The portfolio of investments is diversified in terms of sector, and the major cash outflows of the Company (namely investments, dividends and share buy-backs) are within the Company’s control. Accordingly, after making diligent enquiries, the Directors have a reasonable expectation that the Company has adequate resources to continue in operational existence for the foreseeable future. For this reason, the Directors have adopted the going concern basis in preparing this Half-yearly Financial Report and this is in accordance with the Guidance on Risk Management, Internal Control and Related Financial and Business Reporting issued by the Financial Reporting Council.
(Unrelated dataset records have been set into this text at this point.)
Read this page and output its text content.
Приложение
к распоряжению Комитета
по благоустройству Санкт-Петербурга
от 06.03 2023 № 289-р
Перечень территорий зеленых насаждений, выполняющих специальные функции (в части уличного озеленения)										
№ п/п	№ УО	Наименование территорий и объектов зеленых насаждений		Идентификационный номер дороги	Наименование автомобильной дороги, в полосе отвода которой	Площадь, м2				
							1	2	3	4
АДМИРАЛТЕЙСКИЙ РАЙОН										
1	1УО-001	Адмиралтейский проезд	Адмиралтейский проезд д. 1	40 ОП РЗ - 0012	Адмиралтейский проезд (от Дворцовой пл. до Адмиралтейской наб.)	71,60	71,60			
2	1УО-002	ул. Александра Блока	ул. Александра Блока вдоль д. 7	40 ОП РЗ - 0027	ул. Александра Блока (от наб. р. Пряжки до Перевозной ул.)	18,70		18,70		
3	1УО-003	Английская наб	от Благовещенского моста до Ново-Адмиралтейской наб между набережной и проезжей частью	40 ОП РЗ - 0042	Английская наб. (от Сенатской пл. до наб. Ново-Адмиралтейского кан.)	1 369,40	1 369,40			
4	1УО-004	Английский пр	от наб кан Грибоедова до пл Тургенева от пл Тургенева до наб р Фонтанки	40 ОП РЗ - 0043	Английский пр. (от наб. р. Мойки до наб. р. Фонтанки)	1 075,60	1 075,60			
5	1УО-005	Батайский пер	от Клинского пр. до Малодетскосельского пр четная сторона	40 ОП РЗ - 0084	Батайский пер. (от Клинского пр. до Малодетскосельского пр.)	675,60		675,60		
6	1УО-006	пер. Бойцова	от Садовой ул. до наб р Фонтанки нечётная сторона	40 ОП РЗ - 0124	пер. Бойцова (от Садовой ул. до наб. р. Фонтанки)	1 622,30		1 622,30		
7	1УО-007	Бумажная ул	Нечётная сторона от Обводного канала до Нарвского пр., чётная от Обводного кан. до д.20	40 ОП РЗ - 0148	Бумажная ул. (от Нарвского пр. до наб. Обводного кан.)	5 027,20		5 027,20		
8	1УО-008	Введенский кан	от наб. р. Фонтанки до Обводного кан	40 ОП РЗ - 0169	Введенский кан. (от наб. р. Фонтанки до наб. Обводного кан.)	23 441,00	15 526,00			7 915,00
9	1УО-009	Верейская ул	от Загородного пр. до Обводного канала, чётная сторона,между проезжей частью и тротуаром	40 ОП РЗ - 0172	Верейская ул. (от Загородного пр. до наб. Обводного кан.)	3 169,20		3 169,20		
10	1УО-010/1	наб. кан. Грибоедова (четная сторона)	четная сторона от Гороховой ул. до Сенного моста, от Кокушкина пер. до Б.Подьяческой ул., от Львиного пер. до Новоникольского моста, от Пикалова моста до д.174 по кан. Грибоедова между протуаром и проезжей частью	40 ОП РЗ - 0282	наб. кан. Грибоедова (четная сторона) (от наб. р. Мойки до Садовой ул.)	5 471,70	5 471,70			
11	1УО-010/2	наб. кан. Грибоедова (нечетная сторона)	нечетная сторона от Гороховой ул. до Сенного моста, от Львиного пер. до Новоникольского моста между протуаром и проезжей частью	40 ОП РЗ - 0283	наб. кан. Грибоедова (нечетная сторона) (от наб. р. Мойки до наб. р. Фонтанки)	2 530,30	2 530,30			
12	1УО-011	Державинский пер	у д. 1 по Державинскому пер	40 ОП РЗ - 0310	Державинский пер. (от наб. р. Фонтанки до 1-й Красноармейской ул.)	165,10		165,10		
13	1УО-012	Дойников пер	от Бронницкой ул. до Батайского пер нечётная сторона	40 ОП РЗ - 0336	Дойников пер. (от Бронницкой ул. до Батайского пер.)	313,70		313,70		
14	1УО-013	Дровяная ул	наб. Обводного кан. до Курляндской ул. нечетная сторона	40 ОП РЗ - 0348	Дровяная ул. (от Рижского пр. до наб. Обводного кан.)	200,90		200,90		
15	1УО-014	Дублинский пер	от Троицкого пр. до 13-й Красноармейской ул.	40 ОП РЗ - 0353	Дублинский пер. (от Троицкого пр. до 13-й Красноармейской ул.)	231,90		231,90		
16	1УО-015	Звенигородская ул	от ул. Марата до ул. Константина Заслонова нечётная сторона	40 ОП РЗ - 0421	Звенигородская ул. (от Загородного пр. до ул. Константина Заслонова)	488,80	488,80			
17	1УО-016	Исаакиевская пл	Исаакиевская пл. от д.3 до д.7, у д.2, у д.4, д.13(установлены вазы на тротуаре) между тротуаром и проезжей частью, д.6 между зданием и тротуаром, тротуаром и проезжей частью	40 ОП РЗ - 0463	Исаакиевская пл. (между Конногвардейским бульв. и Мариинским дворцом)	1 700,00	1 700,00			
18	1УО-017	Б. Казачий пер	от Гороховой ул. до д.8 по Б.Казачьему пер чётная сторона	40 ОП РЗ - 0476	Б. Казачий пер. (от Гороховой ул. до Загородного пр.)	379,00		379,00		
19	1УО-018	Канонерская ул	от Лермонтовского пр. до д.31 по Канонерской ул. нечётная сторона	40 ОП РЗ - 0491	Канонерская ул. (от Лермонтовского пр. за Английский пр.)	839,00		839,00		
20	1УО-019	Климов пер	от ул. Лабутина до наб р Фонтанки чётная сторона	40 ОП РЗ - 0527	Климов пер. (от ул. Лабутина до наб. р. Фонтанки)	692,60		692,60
13. Risks and uncertainties

In addition to the risks and uncertainties outlined in the Interim management report, the Board confirms that the following major risks and uncertainties facing the Company have not materially changed from those identified in the Annual Report and Financial Statements for the year ended 30 June 2021. The Board considers that the processes for mitigating these risks remain appropriate. The principal risks faced by the Company are:

  1. Investment, performance and valuation risk;
  2. VCT approval risk;
  3. Regulatory and compliance risk;
  4. Operational and internal control risk;        
  5. Economic, political and social risk;        
  6. Emerging risks;
  7. Market value of Ordinary shares; and
  8. Reputational risk.

A detailed explanation of the above principal risks facing the Company and how they are being mitigated can be found in the Annual Report and Financial Statements for the year ended 30 June 2021 on pages 19 to 21, copies of which are available on the Company’s webpage on the Manager’s website at www.albion.capital/funds/CRWN under the ‘Financial Reports and Circulars’ section.

14. Other information

The information set out in the Half-yearly Financial Report does not constitute the Company’s statutory accounts within the terms of section 434 of the Companies Act 2006 for the periods ended 31 December 2021 and 31 December 2020 and is unaudited. The financial information for the year ended 30 June 2021 does not constitute statutory accounts within the terms of section 434 of the Companies Act 2006 and is derived from the statutory accounts for the financial year, which have been delivered to the Registrar of Companies. The Auditor’s report on those accounts was unqualified and did not contain statements under s498 (2) or (3) of the Companies Act 2006.

15. Publication

This Half-yearly Financial Report is being sent to shareholders and copies will be made available to the public at the registered office of the Company, Companies House, the National Storage Mechanism and also electronically at www.albion.capital/funds/CRWN.